CoreMedia naturally also supports XML and provides an importer for XML files of any format and map them to your CoreMedia content types.
An XML import consists of the following steps:
Read in the XML files
Transform to CoreMedia XML (configurable)
Check consistency
Submit the documents to CoreMedia CMS
The importer can either be started as a command-line tool to run a single import or as an application that runs in the background permanently and checks at regular intervals whether new documents for import have arrived. If there are new documents, they are read in. See Section 3.3, “Deployment and Operation of a Standalone Importer” and Section 3.4, “Deployment and Operation of an Importer in Docker” for details.

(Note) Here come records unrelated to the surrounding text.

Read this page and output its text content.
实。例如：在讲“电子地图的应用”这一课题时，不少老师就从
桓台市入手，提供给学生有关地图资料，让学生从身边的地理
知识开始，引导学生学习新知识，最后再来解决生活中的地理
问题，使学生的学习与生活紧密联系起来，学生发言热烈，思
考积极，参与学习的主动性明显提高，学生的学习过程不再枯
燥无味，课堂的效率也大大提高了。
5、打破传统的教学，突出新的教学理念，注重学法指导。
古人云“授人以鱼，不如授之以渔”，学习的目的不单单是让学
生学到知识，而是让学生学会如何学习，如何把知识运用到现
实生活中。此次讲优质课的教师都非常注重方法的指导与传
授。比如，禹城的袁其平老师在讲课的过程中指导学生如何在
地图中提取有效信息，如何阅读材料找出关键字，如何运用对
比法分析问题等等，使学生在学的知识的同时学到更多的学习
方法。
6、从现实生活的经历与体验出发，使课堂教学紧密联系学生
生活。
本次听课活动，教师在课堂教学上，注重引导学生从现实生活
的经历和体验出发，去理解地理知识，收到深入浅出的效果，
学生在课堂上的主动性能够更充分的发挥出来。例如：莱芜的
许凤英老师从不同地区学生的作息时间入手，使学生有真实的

For every individual import the source documents to be imported must first be gathered together. A source document can exist as a file for instance, be downloaded over the net or be generated dynamically. See Section 4.2, “Source Documents” for details about the source documents. This is configurable via a Java programming interface (in the following called Importer API or API for short). The standard case is that documents exist as files. It is already covered by the classes of the API. If source documents were not originally created for CoreMedia import, they do not yet correspond to the CoreMedia XML format directly supported by the importer.
After the source documents have been read in, a configurable step of conversion into the CoreMedia XML Format is carried out. See Section 4.1, “The CoreMedia XML Format” for details about the CoreMedia XML format. As standard, the importer supports XSLT transformations and transformations based on regular expressions. However, the Importer API also enables you to insert your own transformers which correspond to the "Java API for XML Processing" (a standard API from Oracle, called JAXP in the following).
The transformers can process the source documents either in Stream or in DOM format. The Stream format in particular enables parsers for the insertion of documents which are not in the XML format. Furthermore, a transformer can either process each source document individually (such as an XSLT transformer) or transform all the source documents in one step. (Unfortunately, the latter exceeds the possibilities of JAXP, so that some expansions have been defined.) See Section 4.3, “XML Transformation” for details about transformers.
When configuring an importer, you can place multiple transformers one after the other, which are then executed in sequence on import and each receive the result of the previous transformer as input document. For a non-XML format you can enter a thin parser as the first transformer, which transforms the document into an XML format close to the source format. Next, an XSLT transformer can transform this XML format into CoreMedia XML, and finally a CoreMedia filter can allocate the document to the correct repository path.
After processing by the last transformer, the documents must be in CoreMedia XML format. The details of this format depend on the content type. The transformer must be suitably adjusted.
The configurable phase of the importer ends when the CoreMedia XML format has been created. Now the structure of the content items created is validated. This also includes consistency checks which go beyond the DTD, especially conformity of the content items to the corresponding content types and the referential integrity.
If the documents are proven consistent the import is executed, that is the documents are incorporated into the CoreMedia CMS.
Section 4.4, “Example” gives you a complete example of the import and transformation of an XML file.